Des persécutions innommables subies par les siens durant la Seconde Guerre mondiale, elle ne saura rien. Car elle aura eu la chance de survivre autre part. Dans cet ailleurs de canicule, de plantations, de luxuriances odoriférantes, là où les juifs pouvaient encore fuir juste avant que la folie meurtrière hitlérienne ne s’abatte sur l’Europe. Dans ce Kenya, pays montagneux et volcanique du bout du monde, loin du lieu de partance – l’Allemagne –, Regina, petite fille de six ans, va grandir, s’émanciper et découvrir les yeux ébahis la beauté de sa terre d’accueil, la richesse vraie de son hospitalité.
Mais ne s’accommode qui veut de l’émigration. L’époque est dure, il faut apprendre à survivre. Or, les parents de Regina, Walter Redlich, avocat déchu de son droit de plaider, et sa mère Jettel, issue de la bourgeoisie provinciale, ne s’étaient pas nécessairement préparer à vivre selon un autre rythme. Faisant face à des états dépressifs, ils en viennent à douter de la raison de leur venue. Et puis, les éventuels employeurs et la communauté blanche du coin se méfient de leur appartenance.

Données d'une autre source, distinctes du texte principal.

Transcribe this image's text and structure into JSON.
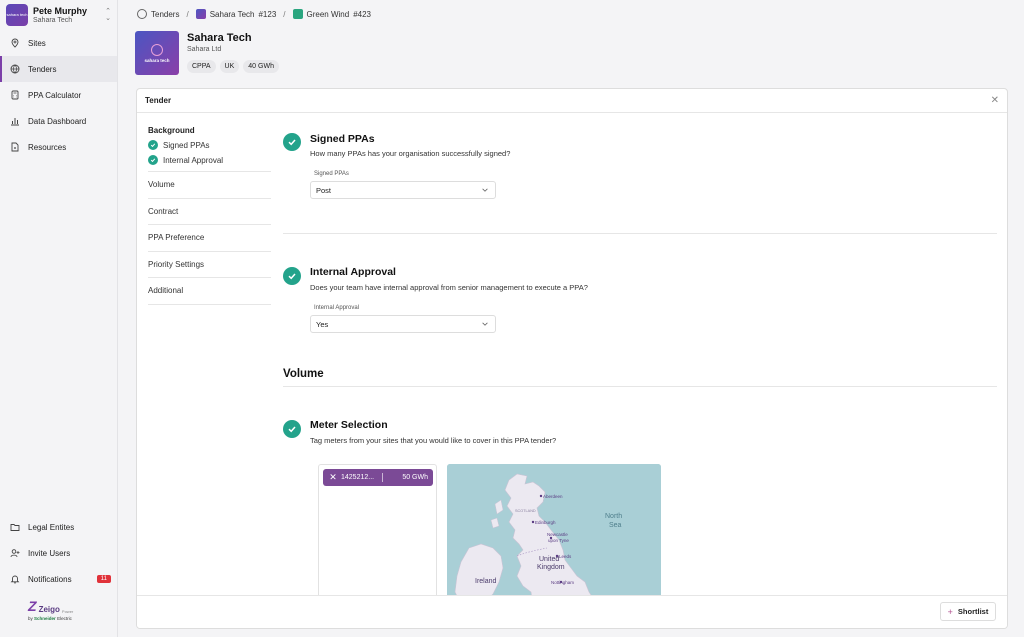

Du reste, il est intéressant d’apprendre que le jour de la déclaration de guerre de septembre 1939, tous les juifs du Kenya ont été raflés par les soldats de sa Gracieuse Majesté. Le Kenya étant, alors, sous protectorat britannique. Les juifs n’étaient plus des « refugees », ils devenaient des « ennemy Aliens ». Ce qui a irrémédiablement bouleversé l’existence de la famille Redlich.
Tandis que le couple bat de l’aile et tente par tous les moyens de subsister, Regina, elle, apprend la langue locale, se réjouit des coutumes et des nouveautés charriées chaque jour par cette contrée magique. Et puis, il y a la relation merveilleuse qu’elle entretient avec Owuor, le boy jaluo. Grâce à son savoir-faire kenyan et ses connaissances ancestrales, Owuor montre à la petite timide à devenir une jeune fille vaillante, enthousiaste, impétueuse et espiègle. Il partage avec elle les beautés de son territoire, il montre comment travailler la terre, aimer ses soubresauts, reconnaître ses colères. Ensemble, ils aiment avec cette joie sincère, loin des angoisses des grands.
Avec cette écriture du quotidien, Stefanie Zweig nous fait vibrer comme dans un mirage. Les effluves d’une tranche de vie autobiographique et tangible en plus. Et ce petit supplément d’âme, cette nostalgie d’une enfance ouatée, cette destinée saisie.